Critique de Qu’importe si les bêtes meurent, court-métrage de Sofia Alaoui (2020)
Abdellah est un survivant. Jeune berger au cœur de l’Atlas, il doit alimenter ses bêtes qui le nourrissent. En plein hiver, les vivres manquent, et un voyage s’impose, seul avec son mulet, pour retrouver le ravitaillement auprès de la civilisation. C’est un long parcours et une lourde quête pour au fond une bien maigre récompense : survivre quelques temps de plus. Le nouveau court-métrage de la réalisatrice a quelque chose de profondément éthique. La traversée des montagnes et du désert confronte le personnage et le spectateur à un cheminement métaphysique et spirituel dans une simplicité contemplative.
Ainsi Abdellah quitte ses chèvres, sa petite ferme, et son vieux père pour la ville la plus proche, mais à son arrivée les rues sont désertes. Un événement a fait fuir tous ses habitants, à l’exception d’un vieux sage qui semble mieux que quiconque connaître la nature de ce qui se passe. Une télévision montre des milliers de personnes à La Mecque en train de prier. Mais Abdellah semble déconnecté du réel, du présent. Il oublie encore de voir l’état des choses, de se tourner vers le ciel, et d’observer les lumières qui semblent indiquer une présence extraterrestre.

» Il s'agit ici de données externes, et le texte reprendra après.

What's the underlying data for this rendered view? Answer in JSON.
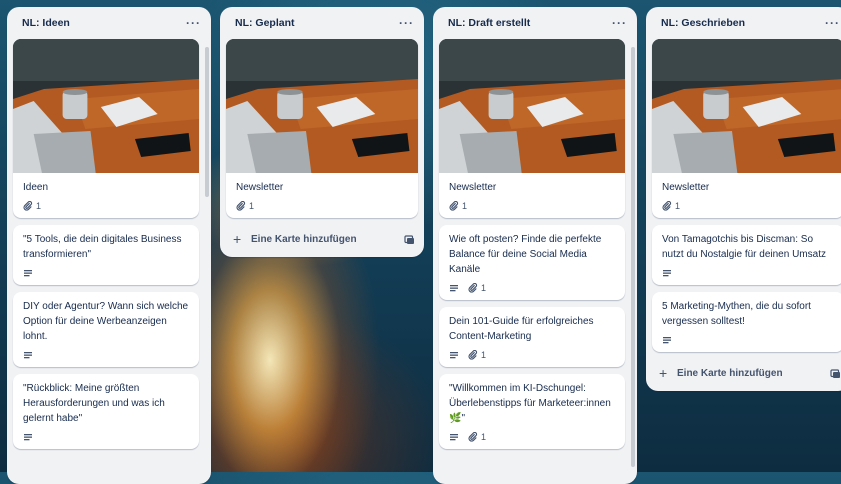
{
  "lists": [
    {
      "title": "NL: Ideen",
      "menu": "···",
      "cards": [
        {
          "title": "Ideen",
          "cover": true,
          "description": false,
          "attachments": "1"
        },
        {
          "title": "\"5 Tools, die dein digitales Business transformieren\"",
          "description": true
        },
        {
          "title": "DIY oder Agentur? Wann sich welche Option für deine Werbeanzeigen lohnt.",
          "description": true
        },
        {
          "title": "\"Rückblick: Meine größten Herausforderungen und was ich gelernt habe\"",
          "description": true
        }
      ]
    },
    {
      "title": "NL: Geplant",
      "menu": "···",
      "cards": [
        {
          "title": "Newsletter",
          "cover": true,
          "attachments": "1"
        }
      ],
      "add_card": "Eine Karte hinzufügen"
    },
    {
      "title": "NL: Draft erstellt",
      "menu": "···",
      "cards": [
        {
          "title": "Newsletter",
          "cover": true,
          "attachments": "1"
        },
        {
          "title": "Wie oft posten? Finde die perfekte Balance für deine Social Media Kanäle",
          "description": true,
          "attachments": "1"
        },
        {
          "title": "Dein 101-Guide für erfolgreiches Content-Marketing",
          "description": true,
          "attachments": "1"
        },
        {
          "title": "\"Willkommen im KI-Dschungel: Überlebenstipps für Marketeer:innen 🌿\"",
          "description": true,
          "attachments": "1"
        }
      ]
    },
    {
      "title": "NL: Geschrieben",
      "menu": "···",
      "cards": [
        {
          "title": "Newsletter",
          "cover": true,
          "attachments": "1"
        },
        {
          "title": "Von Tamagotchis bis Discman: So nutzt du Nostalgie für deinen Umsatz",
          "description": true
        },
        {
          "title": "5 Marketing-Mythen, die du sofort vergessen solltest!",
          "description": true
        }
      ],
      "add_card": "Eine Karte hinzufügen"
    }
  ],
  "icons": {
    "menu": "ellipsis-icon",
    "description": "description-icon",
    "attachment": "paperclip-icon",
    "add": "plus-icon",
    "template": "card-template-icon"
  }
}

Le précédent court de la cinéaste, Kenza des choux, suivait un groupe de jeunes communiquant avec leurs portables dans une banlieue parisienne. Désormais c’est un contraste total, un lieu de vide, de grands espaces, de non-communication, de voyage, qui conditionne cette atmosphère fantastique. Le film côtoie subtilement le genre afin d’interroger le sens et les formes de la croyance : une croyance qui peut être individuelle comme collective, spirituelle ou matérialiste.
Ce qui nous touche, c’est justement cette forte dimension tactile, cette synesthésie qui fait s’entremêler les matières : le sable, le feu, le vent, la terre… Cette figuration des éléments concrets et tangibles contrebalance avec l’ailleurs absolu qui est convoqué, ce ciel étrangement étoilé qu’Abdellah ne voit pas immédiatement. Ainsi, deux survies sont mises en perspectives : une survie purement physique (trouver à manger), et une davantage métaphysique (qu’est-ce qui me rattache à cette traversée ?).

L’objet de la traversée propulse l’individu qui se meut dans ses propres puissances individuelles. Il redécouvre sa capacité à communiquer avec lui-même, avec les quelques-uns qui croisent son chemin, et surtout pour Abdellah, avec son père, qu’il retrouve à son retour de voyage. Car c’est aussi un film sur les multiples dimensions du vécu, à commencer par les écarts des âges, des générations. Sans discours grossier opposant l’ancien et le moderne, ou le vieux et la jeunesse, il y a une forme de communication à l’épreuve entre des formes de vies, passées et en devenir. Le père est en fin de vie, le fils est en âge de se marier, mais les deux, d’abord confrontés aux difficultés du langage, se retrouvent unis devant la peur d’un inconnu transcendant, un ciel qui semble communiquer par d’étranges lumières. Alors on se tourne vers dieu, vers la prière, comme on se retourne vers le corps et sa présence rassurante. Les mains, celles qui remplissent les gamelles, celles qui guident l’âne, celles qui travaillent, soudainement font le lien, et touchent l’autre. Le père et le fils, apeurés devant l’infini de l’obscurité, se retrouvent au sol de leur étable, enlacés au milieu de leurs bêtes.
Dans un format très restreint, Sofia Alaoui réussit à pénétrer une dimension du réel qui universalise le parcours de ce jeune berbère en apparence coupé du monde. Elle fait de son court trajet, celui qu’il a fait toute sa vie durant car c’est son quotidien de berger, un trajet existentiel et spirituel, interrogeant les croyances humaines dans une dimension fabulatrice.